If you use longer infusion time, use a larger, or a thicker one.

I have not done any scientific calculations and recorded experiments with it, but when the thickness goes up to around 2 to 2.5 mm, the heat holds a lot longer. However, the material becomes a bit too hot to handle with ease, and pouring becomes much more clumsy.

3 Responses

  1. Oleksiy says:

    Hi Teaguardian,

    First of all, great thanks for such a trove of detailed information that you provide for the curious for free! I did spend some time going over a couple of studies mentioned in references and I can appreciate the amount of time and effort put into this work.

    After getting some education on Teaguardian and experimenting with longer infusion times I was able to get more intense and well rounded flavor with 1g/100ml ratio and ~5 min time than with all that non-sense of using 6g/~5-20sec. Thanks to Leo for setting the score straight on this. I’m not wasting precious leaves in that fashion any longer.

    That brings me to my question about the gaiwan.
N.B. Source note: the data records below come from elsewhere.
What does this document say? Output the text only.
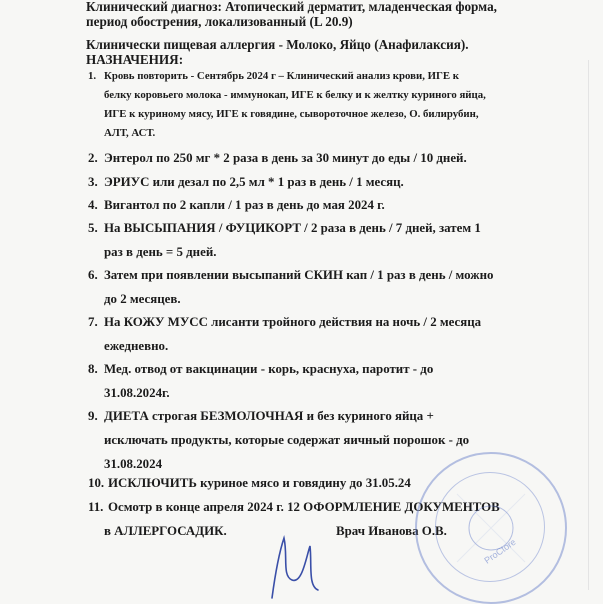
Клинический диагноз: Атопический дерматит, младенческая форма,
период обострения, локализованный (L 20.9)
Клинически пищевая аллергия - Молоко, Яйцо (Анафилаксия).
НАЗНАЧЕНИЯ:
1. Кровь повторить - Сентябрь 2024 г – Клинический анализ крови, ИГЕ к
белку коровьего молока - иммунокап, ИГЕ к белку и к желтку куриного яйца,
ИГЕ к куриному мясу, ИГЕ к говядине, сывороточное железо, О. билирубин,
АЛТ, АСТ.
2. Энтерол по 250 мг * 2 раза в день за 30 минут до еды / 10 дней.
3. ЭРИУС или дезал по 2,5 мл * 1 раз в день / 1 месяц.
4. Вигантол по 2 капли / 1 раз в день до мая 2024 г.
5. На ВЫСЫПАНИЯ / ФУЦИКОРТ / 2 раза в день / 7 дней, затем 1
раз в день = 5 дней.
6. Затем при появлении высыпаний СКИН кап / 1 раз в день / можно
до 2 месяцев.
7. На КОЖУ МУСС лисанти тройного действия на ночь / 2 месяца
ежедневно.
8. Мед. отвод от вакцинации - корь, краснуха, паротит - до
31.08.2024г.
9. ДИЕТА строгая БЕЗМОЛОЧНАЯ и без куриного яйца +
исключать продукты, которые содержат яичный порошок - до
31.08.2024
10. ИСКЛЮЧИТЬ куриное мясо и говядину до 31.05.24
11. Осмотр в конце апреля 2024 г. 12 ОФОРМЛЕНИЕ ДОКУМЕНТОВ
в АЛЛЕРГОСАДИК.	Врач Иванова О.В.
ProCtore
I’ll start with saying I don’t have a properly made one so my own experience in this area is close to nil, but I’m trying to understand if there is a point in investing in it for me.

    After reading this article, I can appreciate such qualities as versatility and the relative ease of use of the gaiwan, I am curious how it fares in performance compared to a good tea pot? Good in my definition is properly made from proper materials like outlined on Teaguardian. I’m not considering specialist grade items (out of reach for now). My understanding is that good teapot would have a better insulating factor with thicker walls and would fare better than thin walled gaiwan for ~5 min infusions. I spent some time on Tea Hong and reviewing brewing instructions for multiple teas and I only found a couple of teas for which short infusion (close to 30s) were recommended to get better results. I can see those teas as being a good use case for the gaiwan since difference in heat loss between the tea pot and a gaiwan is probably nigligent under such short timeframe and speed and easy of decantation is definitely an asset. But those teas are few and far in between so would probably not be part of my daily routine for foreseeable future.

    Also, I keep seeing different resources claim that gaiwan is “Indespensable tool and a must have for a true tea connoisseur”. This claim most often is not substantiated by any further information so I wonder if it’s just another case of parroting or I’m missing out on some truly useful properties of a gaiwan aside from the 2 mentioned in the beginning of my question? Gaiwan is cheap but would it be the right tool for a person who is not into exotic teas yet and who likes full bodied well rounded flavor?